Pauline Lee

The Divinity School is pleased to announce that Professor Pauline Lee, Visiting Associate Professor of the Philosophy of Religions at The Divinity School, will give a public lecture entitled "Tales of a Late Ming Iconoclast: Li Zhi 李贄, the Childlike Heart, and Play."

The lecture will be November 7 at 5pm in Swift Lecture Hall (3rd floor). A reception will follow.

The 16th century Chinese iconoclast Li Zhi 李贄 (Zhuowu) has been rightly celebrated as a pioneer of individualism, a great voice of social protest, an original mind powerfully arguing for genuine self-expression, and more. He was a Confucian official and erudite in the classics, yet in his sixties he took the Buddhist tonsure, and late in life befriended the Jesuit Matteo Ricci. His A Book to Burn “sold like hotcakes,” and attracted enough trouble that reportedly readers would surreptitiously hide their copies tucked up their sleeves. Li once wrote that the power of his writing resides in his ability to go straight for the enemy’s defenses, eat his grain, command his troops—thus starting from the midst and fighting his way out—in the end effortlessly leaving the enemy utterly shattered. In this talk, Pauline Lee will show ways in which Li Zhi indeed stands in the middle of his cultural tradition and fights his way out by playing with the word, the genre, the literary reference, the commentarial tradition, thereby reclaiming places and creating spaces for play, holding together tradition and innovation, the self and community, and cleverly step by step re-writing the social world.

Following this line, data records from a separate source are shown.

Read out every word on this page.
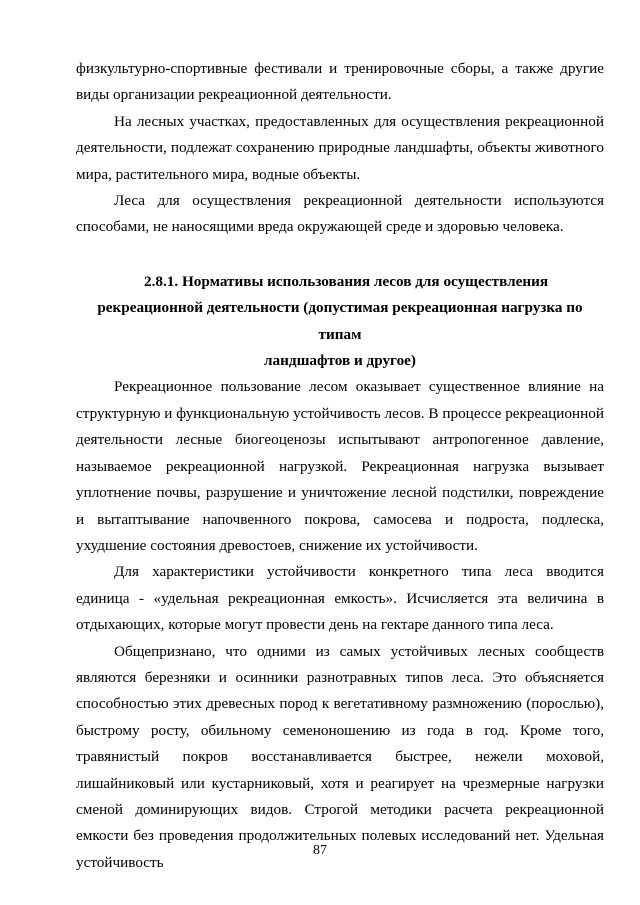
физкультурно-спортивные фестивали и тренировочные сборы, а также другие виды организации рекреационной деятельности.

На лесных участках, предоставленных для осуществления рекреационной деятельности, подлежат сохранению природные ландшафты, объекты животного мира, растительного мира, водные объекты.

Леса для осуществления рекреационной деятельности используются способами, не наносящими вреда окружающей среде и здоровью человека.

2.8.1. Нормативы использования лесов для осуществления
рекреационной деятельности (допустимая рекреационная нагрузка по типам
ландшафтов и другое)

Рекреационное пользование лесом оказывает существенное влияние на структурную и функциональную устойчивость лесов. В процессе рекреационной деятельности лесные биогеоценозы испытывают антропогенное давление, называемое рекреационной нагрузкой. Рекреационная нагрузка вызывает уплотнение почвы, разрушение и уничтожение лесной подстилки, повреждение и вытаптывание напочвенного покрова, самосева и подроста, подлеска, ухудшение состояния древостоев, снижение их устойчивости.

Для характеристики устойчивости конкретного типа леса вводится единица - «удельная рекреационная емкость». Исчисляется эта величина в отдыхающих, которые могут провести день на гектаре данного типа леса.

Общепризнано, что одними из самых устойчивых лесных сообществ являются березняки и осинники разнотравных типов леса. Это объясняется способностью этих древесных пород к вегетативному размножению (порослью), быстрому росту, обильному семеноношению из года в год. Кроме того, травянистый покров восстанавливается быстрее, нежели моховой, лишайниковый или кустарниковый, хотя и реагирует на чрезмерные нагрузки сменой доминирующих видов. Строгой методики расчета рекреационной емкости без проведения продолжительных полевых исследований нет. Удельная устойчивость

87
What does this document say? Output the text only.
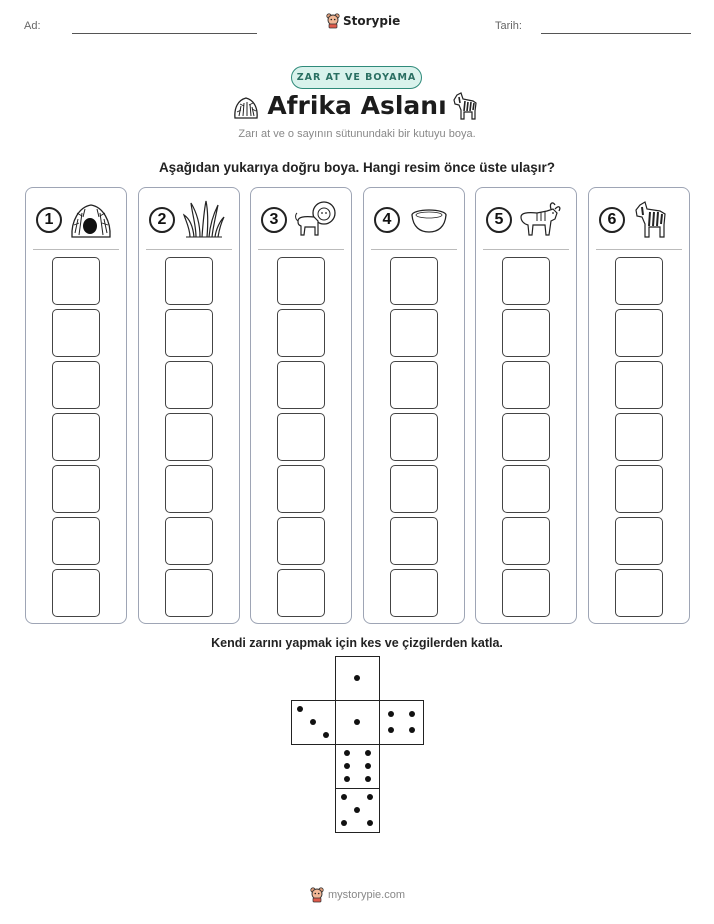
Ad:	Tarih:
Storypie
ZAR AT VE BOYAMA
Afrika Aslanı
Zarı at ve o sayının sütunundaki bir kutuyu boya.
Aşağıdan yukarıya doğru boya. Hangi resim önce üste ulaşır?
1	2	3	4	5	6
Kendi zarını yapmak için kes ve çizgilerden katla.
mystorypie.com
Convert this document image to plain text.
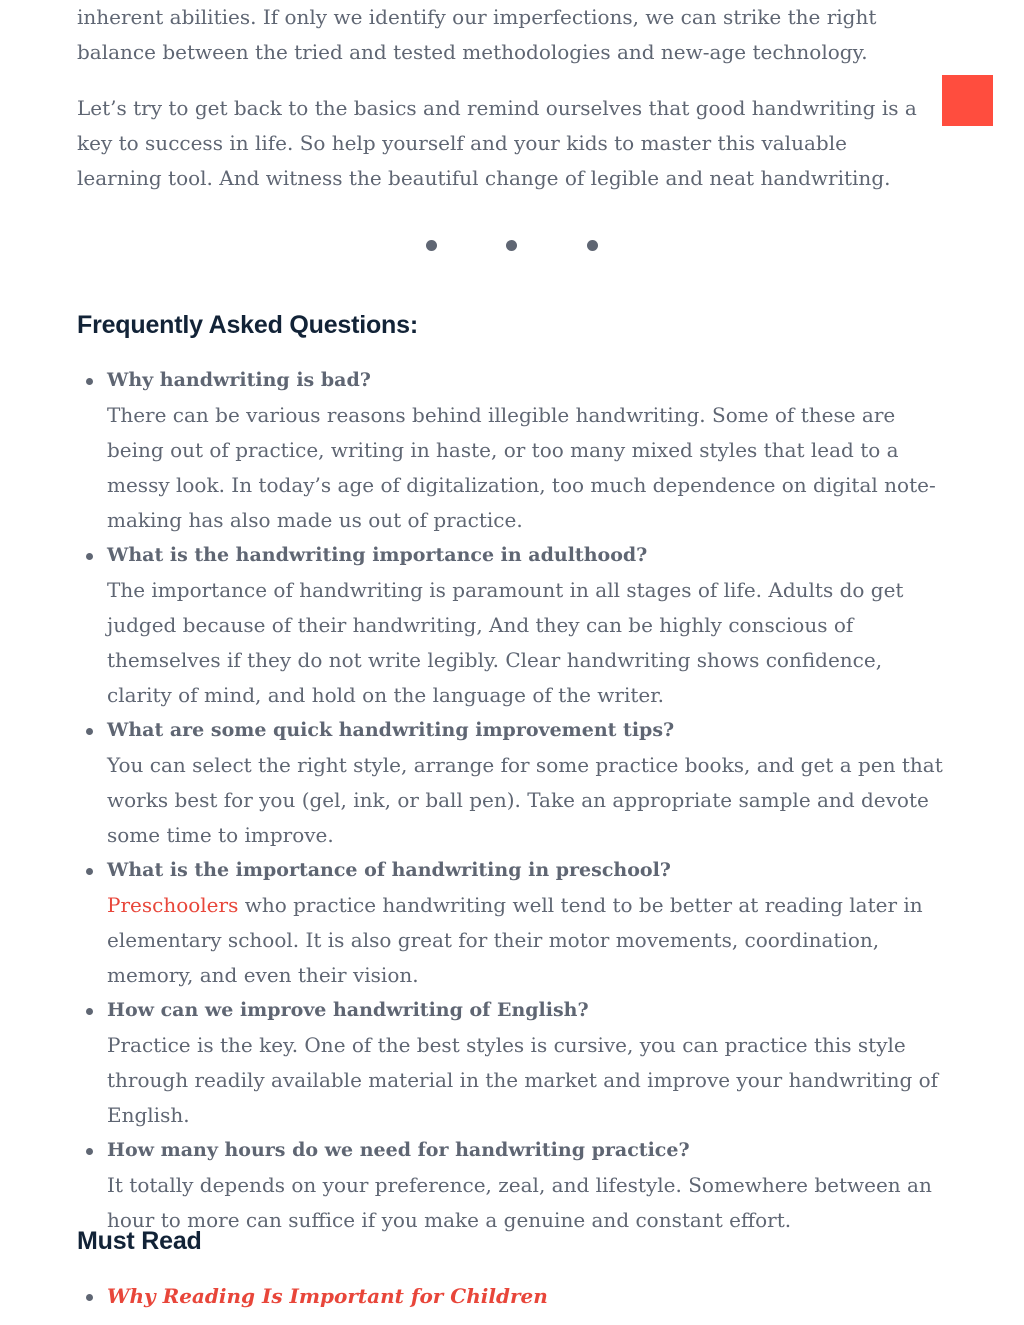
inherent abilities. If only we identify our imperfections, we can strike the right balance between the tried and tested methodologies and new-age technology.

Let’s try to get back to the basics and remind ourselves that good handwriting is a key to success in life. So help yourself and your kids to master this valuable learning tool. And witness the beautiful change of legible and neat handwriting.

Frequently Asked Questions:
Why handwriting is bad?
There can be various reasons behind illegible handwriting. Some of these are being out of practice, writing in haste, or too many mixed styles that lead to a messy look. In today’s age of digitalization, too much dependence on digital note-making has also made us out of practice.
What is the handwriting importance in adulthood?
The importance of handwriting is paramount in all stages of life. Adults do get judged because of their handwriting, And they can be highly conscious of themselves if they do not write legibly. Clear handwriting shows confidence, clarity of mind, and hold on the language of the writer.
What are some quick handwriting improvement tips?
You can select the right style, arrange for some practice books, and get a pen that works best for you (gel, ink, or ball pen). Take an appropriate sample and devote some time to improve.
What is the importance of handwriting in preschool?
Preschoolers who practice handwriting well tend to be better at reading later in elementary school. It is also great for their motor movements, coordination, memory, and even their vision.
How can we improve handwriting of English?
Practice is the key. One of the best styles is cursive, you can practice this style through readily available material in the market and improve your handwriting of English.
How many hours do we need for handwriting practice?
It totally depends on your preference, zeal, and lifestyle. Somewhere between an hour to more can suffice if you make a genuine and constant effort.
Must Read
Why Reading Is Important for Children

Pauline Lee is Associate Professor of Chinese Thought and Cultures at Saint Louis University. Her scholarship focuses on ethics in Chinese thought, placing her work at an intersection of disciplines including religious studies, philosophy, and literature. She is the author of Li Zhi, Confucianism, and the Virtue of Desire (SUNY Press, 2012), which examines the 16th century Chinese iconoclast Li Zhi and his views on the role of self-expression and desire in a good life. With Rivi Handler-Spitz and Haun Saussy, she has co-edited A Book to Burn and A Book to Keep (Hidden) (Columbia UP, 2016), the first English-language volume of translations on this major thinker, and The Objectionable Li Zhi: Fiction, Syncretism, and Dissent in Late Ming China (University of Washington Press, 2021). She has published or developed projects in the areas of comparative religions, feminisms, space and place, conceptions of children, democracy in China, digital humanities, and public facing art. Her current major project, provisionally entitled Play in China: The Trifling, the Wicked, and the Sacred, examines changing views of play in China through a study of religious and philosophical classics, commentaries on these works, as well as paintings and playthings. She has served as Co-Chair of the Confucian Traditions Unit of the American Academy of Religion, and at Saint Louis University, she is the co-founding director of the Asian and Middle Eastern Studies (AMES) Center, and with Rachel Lindsey, co-director for the initiative Lived Religion in the Digital Age (, supported by a Henry R. Luce Foundation Grant for Advancing Public Scholarship on Religion and Theology.